At its inception, utilization management began with insurance companies requiring that patients or physicians obtain their approval before admission to a hospital. Preadmission permission, or pre-certification, led to similar policies for outpatient treatments or diagnostic testing. Inpatient hospital days also began to be denied if the patient was not considered to be ill enough. Conflicts arose between physicians and insurance companies as treatments were denied or limited by personnel untrained in medicine and later, by computerized systems that allowed medical care to be provided only according to complex algorithms. In the US, these conflicts were fought in the courts as different parties argued about the validity and legality of such systems.

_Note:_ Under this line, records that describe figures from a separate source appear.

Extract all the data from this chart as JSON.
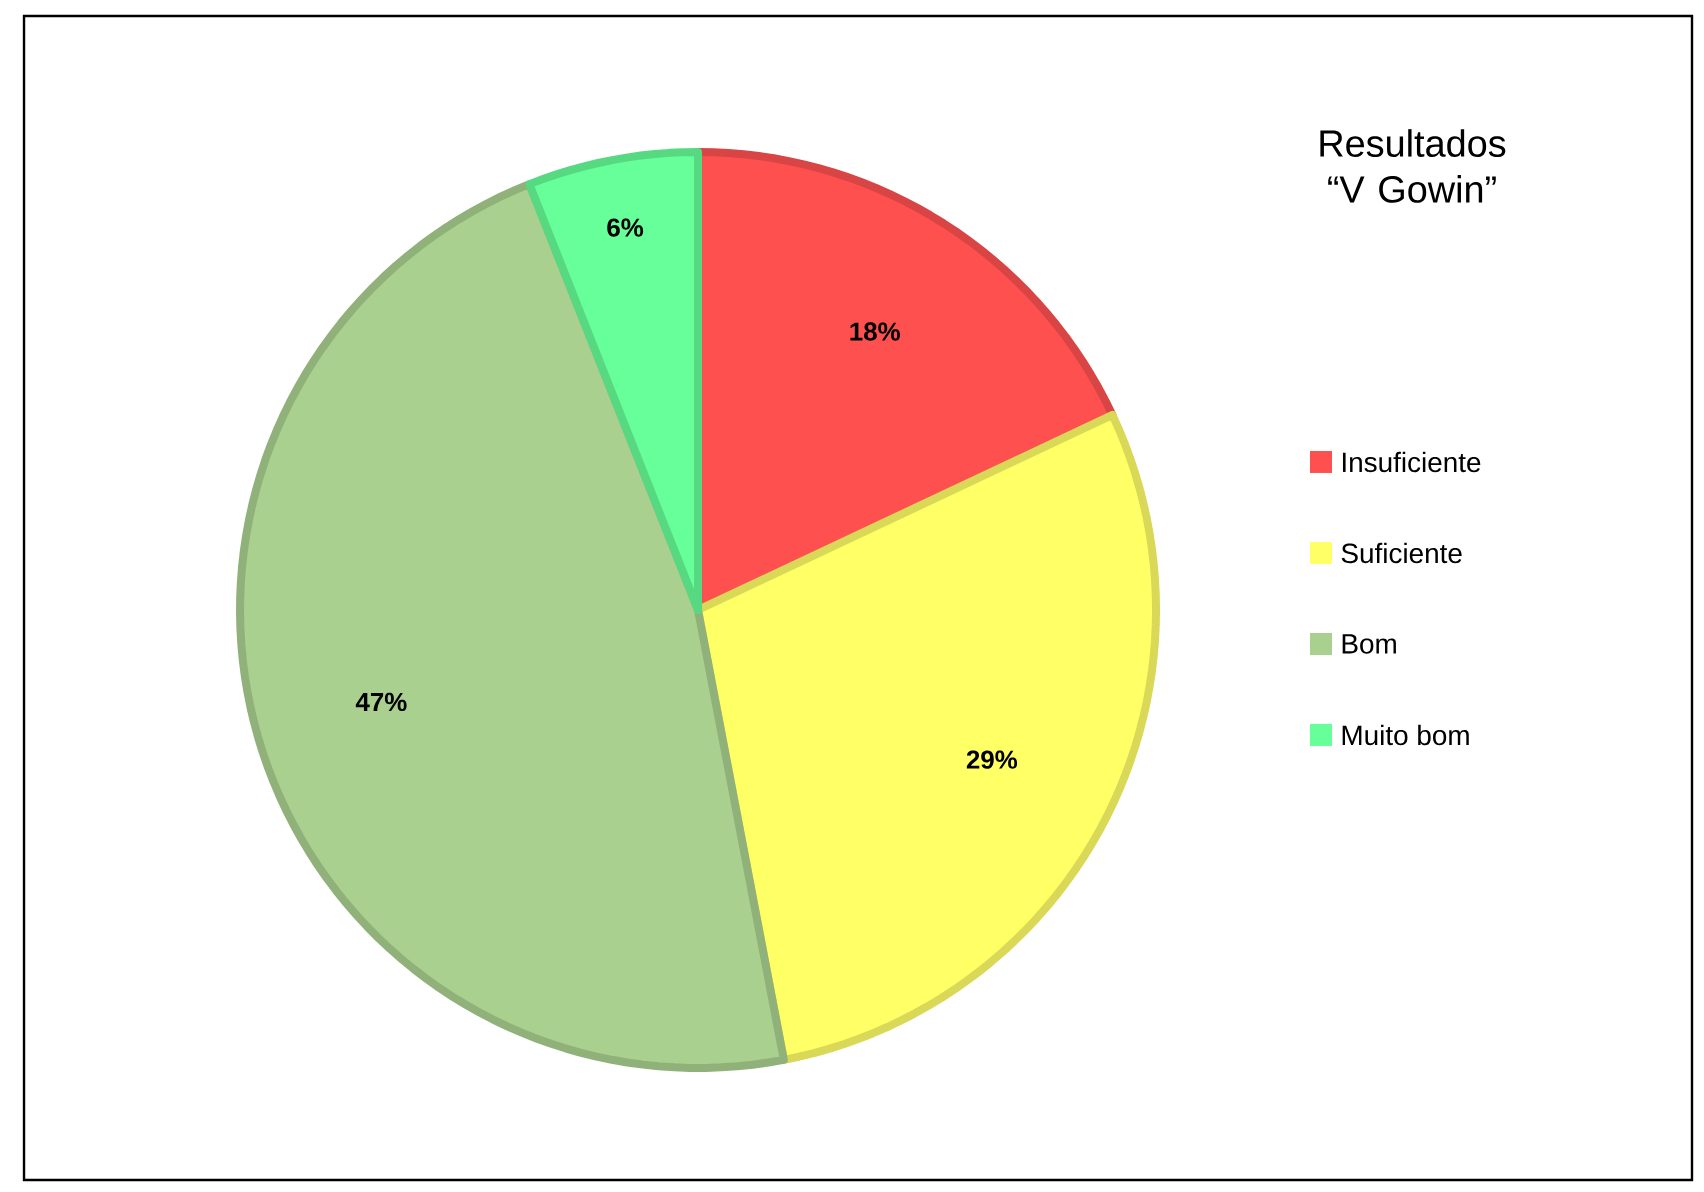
{
  "chart_data": {
    "type": "pie",
    "title": "Resultados “V Gowin”",
    "categories": [
      "Insuficiente",
      "Suficiente",
      "Bom",
      "Muito bom"
    ],
    "values": [
      18,
      29,
      47,
      6
    ],
    "value_labels": [
      "18%",
      "29%",
      "47%",
      "6%"
    ],
    "colors": [
      "#ff5050",
      "#ffff66",
      "#a9d08e",
      "#66ff99"
    ],
    "legend": "right"
  }
}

Utilization management has now become the norm and includes the subcategories of pre-certification, concurrent planning, discharge planning, utilization review and case management. The Utilization Review Accreditation Committee (URAC) was developed in the US to certify organizations as accredited in the medical and ethical aspects of managed care. As insurance companies have adopted managed care and utilization management, healthcare providers have responded by developing new categories of personnel to justify patient care within the managed care restrictions. As a result, discharge planning has become a primary function of hospital social workers and case management is now a nursing specialty. Discharge planners are a specialized profession as are outpatient nurse case managers and even diagnostic coders who specify illnesses adequate for reimbursement.

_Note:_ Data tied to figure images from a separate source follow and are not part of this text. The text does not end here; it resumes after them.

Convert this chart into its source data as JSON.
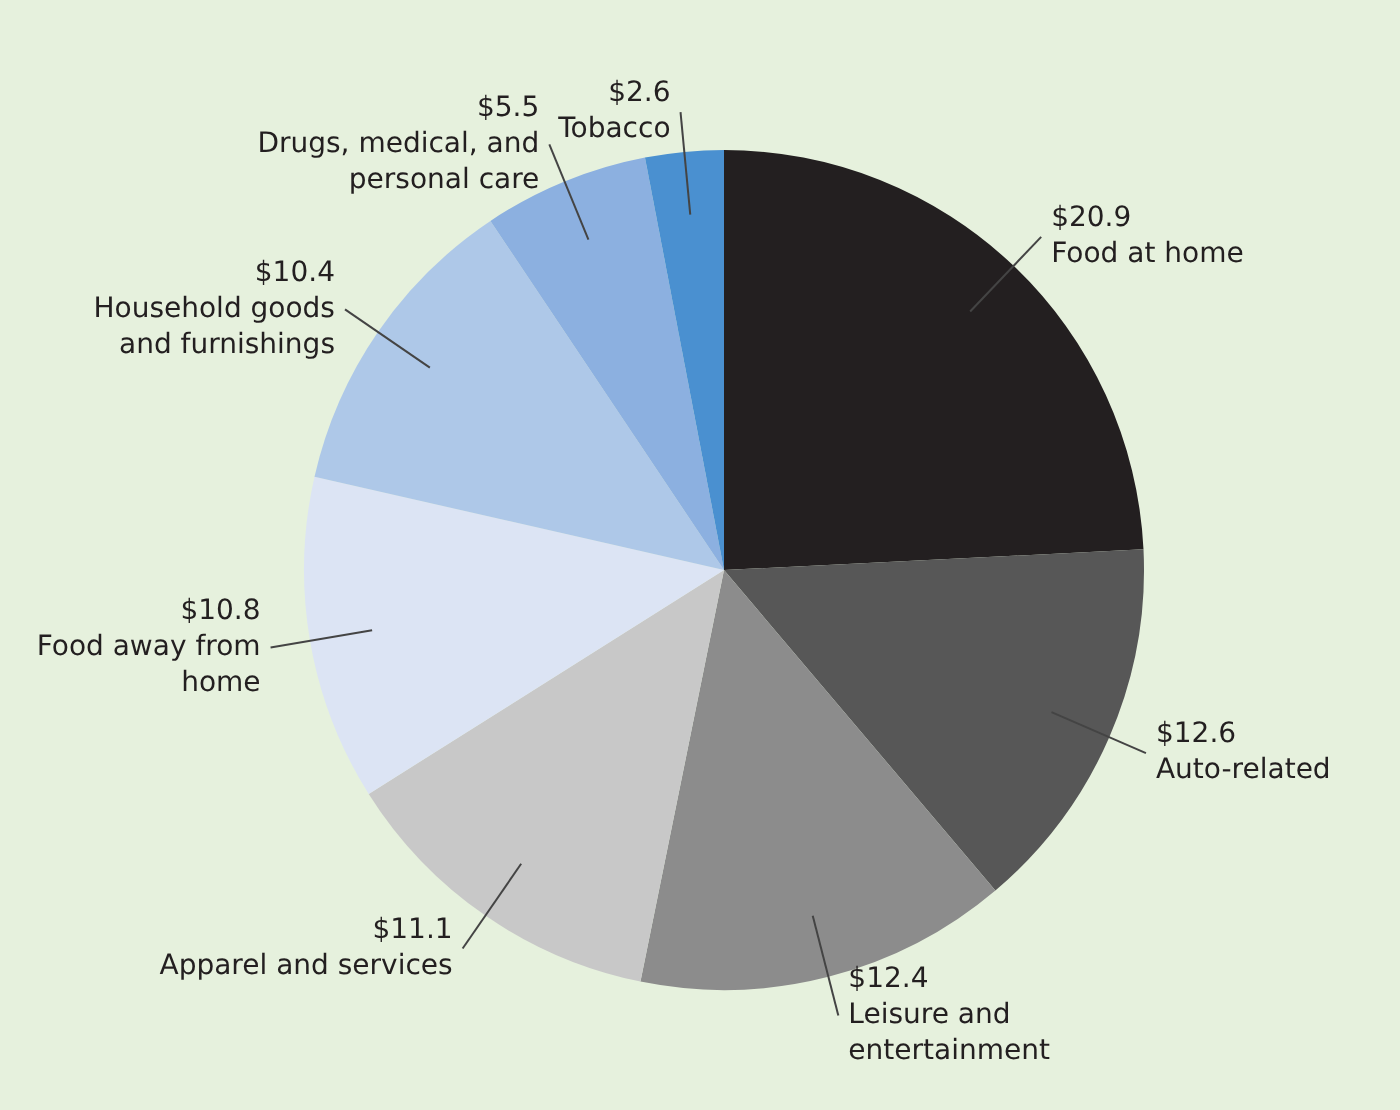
{
  "chart_data": {
    "type": "pie",
    "categories": [
      "Food at home",
      "Auto-related",
      "Leisure and entertainment",
      "Apparel and services",
      "Food away from home",
      "Household goods and furnishings",
      "Drugs, medical, and personal care",
      "Tobacco"
    ],
    "values": [
      20.9,
      12.6,
      12.4,
      11.1,
      10.8,
      10.4,
      5.5,
      2.6
    ],
    "colors": [
      "#231f20",
      "#575757",
      "#8c8c8c",
      "#c8c8c8",
      "#dce4f4",
      "#aec8e8",
      "#8cb0e0",
      "#4a90d0"
    ],
    "value_labels": [
      "$20.9",
      "$12.6",
      "$12.4",
      "$11.1",
      "$10.8",
      "$10.4",
      "$5.5",
      "$2.6"
    ]
  }
}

The economics of healthcare and rising medical expenses necessitated some means of cost control. In the US, the solution was managed care combined with different methods of utilization management. As a result of such changes, patients are discharged from hospital much more quickly and are often less capable of self-care than in decades past. Outpatient nursing services and temporary rehabilitative care within nursing homes have developed in order to meet the continuing care needs of these patients. Another change is that prior to all of these interventions, however, policyholders are offered diagnostic screening tests at a free or discounted rate as these tests have been shown to recognize illnesses in early stages, when they are more easily treated.